At this point, you can remove all the screws and get the front cover off. Keep it facing down because there's nothing holding the buttons in place and lift the electronics up from it.

Next you need to desolder the exposed control stick. I used a sucker tool to remove most of the solder first, then I heated it again and pulled the stick assembly off. There's another one of those delicate ribbons to unplug, too.

The metal part that was soldered comes off easily.

This next part is the most tricky. You need to pull that metal base part off. It is crimped metal and those tabs are delicate enough that this is likely a fix that can only be applied once. I broke one tab off when removing it and two more partially broke when crimping it back on. I wasn't able to remove it by bending only one side of it, though it's possible you might be able to remove it with less damage if you bend each tab as little as possible to be able to force it through. In hindsight, that's how I'd try it if I had to do it again. Instead I ended up bending one side minimally and then the other side straight.

Do this over a surface to catch parts that might fall out, btw. There's three little plastic bits. If you can, keep the stick part on the bottom. Handle it from the sides and avoid touching the stick once the base is removed. The thin plastic board can come out when it's loose, though don't force it if it isn't sliding out.

Now that it's open, I fixed mine by just figuring out how it worked and fit back together. Make sure the stick and both axles are seated properly. The two small pieces with metal on them fit into the two wider slots inside the notch on the axles and control the positioning sensors. The other one goes in the smaller slot; this one presses the button when you push the stick in.

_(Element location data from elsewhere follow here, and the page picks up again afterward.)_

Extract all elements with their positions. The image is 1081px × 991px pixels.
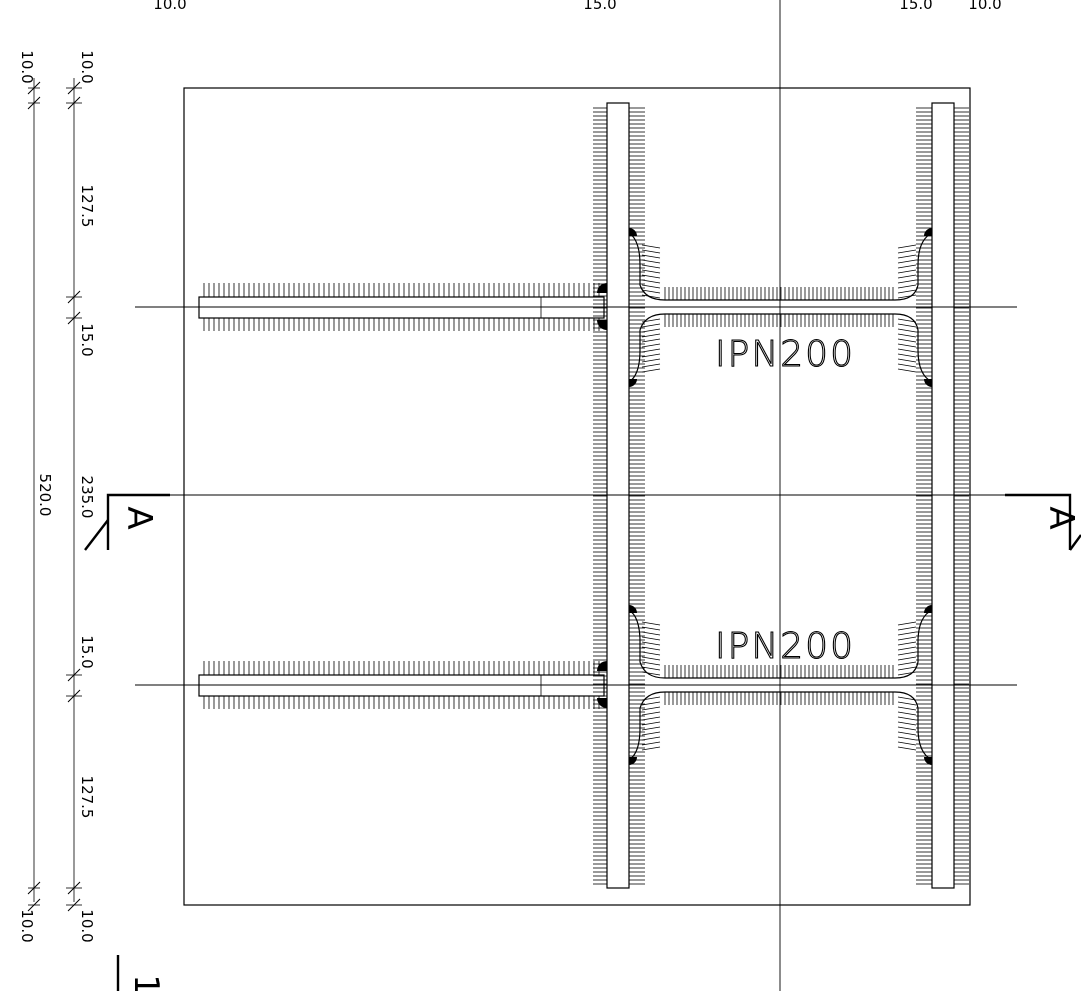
weld-hatch-right-column-inner (916, 107, 932, 885)
top-dim-4: 10.0 (968, 0, 1001, 13)
outer-dim-1: 10.0 (18, 50, 36, 83)
stiffener-plate-upper (198, 296, 605, 319)
column-plate-right (931, 102, 955, 889)
dimension-chain-outer: 10.0 520.0 10.0 (18, 50, 54, 942)
weld-hatch-lower-profile-top (641, 621, 917, 678)
weld-hatch-right-column-outer (954, 107, 969, 885)
weld-hatch-lower-profile-bottom (641, 692, 917, 751)
weld-hatch-upper-profile-top (641, 244, 917, 300)
corner-number: 1 (126, 974, 166, 991)
inner-dim-3: 15.0 (78, 323, 96, 356)
ipn-profile-lower: IPN200 (628, 609, 933, 761)
dimension-chain-inner: 10.0 127.5 15.0 235.0 15.0 127.5 10.0 (66, 50, 96, 943)
section-mark-left: A (84, 493, 170, 551)
inner-dim-4: 235.0 (78, 476, 96, 519)
column-plate-left (606, 102, 630, 889)
base-plate (183, 87, 971, 906)
profile-label-upper: IPN200 (715, 334, 855, 375)
weld-hatch-upper-plate-top (203, 283, 600, 297)
ipn-profile-upper: IPN200 (628, 232, 933, 383)
inner-dim-2: 127.5 (78, 185, 96, 228)
inner-dim-6: 127.5 (78, 776, 96, 819)
section-mark-right: A (1005, 493, 1081, 551)
weld-beads (597, 228, 932, 765)
weld-hatch-lower-plate-top (203, 661, 600, 675)
top-dim-1: 10.0 (153, 0, 186, 13)
top-dim-3: 15.0 (899, 0, 932, 13)
weld-hatch-upper-plate-bottom (203, 318, 600, 331)
weld-hatch-left-column-inner (629, 107, 645, 885)
inner-dim-1: 10.0 (78, 50, 96, 83)
stiffener-plate-lower (198, 674, 605, 697)
outer-dim-3: 10.0 (18, 909, 36, 942)
profile-label-lower: IPN200 (715, 626, 855, 667)
weld-hatch-lower-plate-bottom (203, 696, 600, 709)
section-label-left: A (119, 506, 159, 529)
section-label-right: A (1041, 506, 1081, 529)
inner-dim-5: 15.0 (78, 635, 96, 668)
inner-dim-7: 10.0 (78, 909, 96, 942)
weld-hatch-left-column-outer (593, 107, 607, 885)
outer-dim-2: 520.0 (36, 474, 54, 517)
top-dim-2: 15.0 (583, 0, 616, 13)
weld-hatch-upper-profile-bottom (641, 314, 917, 373)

Then the circuit board goes on, it's pretty easy to figure out which way it goes if you look at the contacts for the slider parts. There's little holes in it that fit into plastic posts.

Line the circle on the base up with the hole in the circuit board and reattach and recrimp. It's easier said than done, good luck. I added some flux to each tab and solder to hopefully give them more endurance. The way it's set up should also hopefully keep everything in place, too, but it seems like a design that would fail easily if that bit isn't tight.

Anyways, reassembly is pretty much the same thing backwards from here. Just remember to plug in the ribbons and try not to miss any screws like I did. I accidentally hit the power button once after the battery was plugged back in, while the leds were still off. It started my ps5 up but didn't seem to cause any issues. I just held the PS button down until the PS5 showed there were no controllers on to turn it back off and continue. I wouldn't suggest plugging in the led ribbons while it's powered on. I might have been playing with fire just plugging them in while the battery was plugged in. You can reassemble it such that the battery is the last thing you plug in, and that's probably what you should do.

At this point I tried turning it on, then turned on the other one to test it and was surprised to see the control stick working fine. Tracking also worked and nothing rattles or moves inside it other than the vibrators (it looked like two motors in there but one of them might have been an accelerometer), so I think everything worked out in the end.

Good luck if you're here because you need to do this to save your PSVR2 set. Hope it's encouraging to know it is possible and that my description is useful when combined with the teardown videos and having one physically in front of you.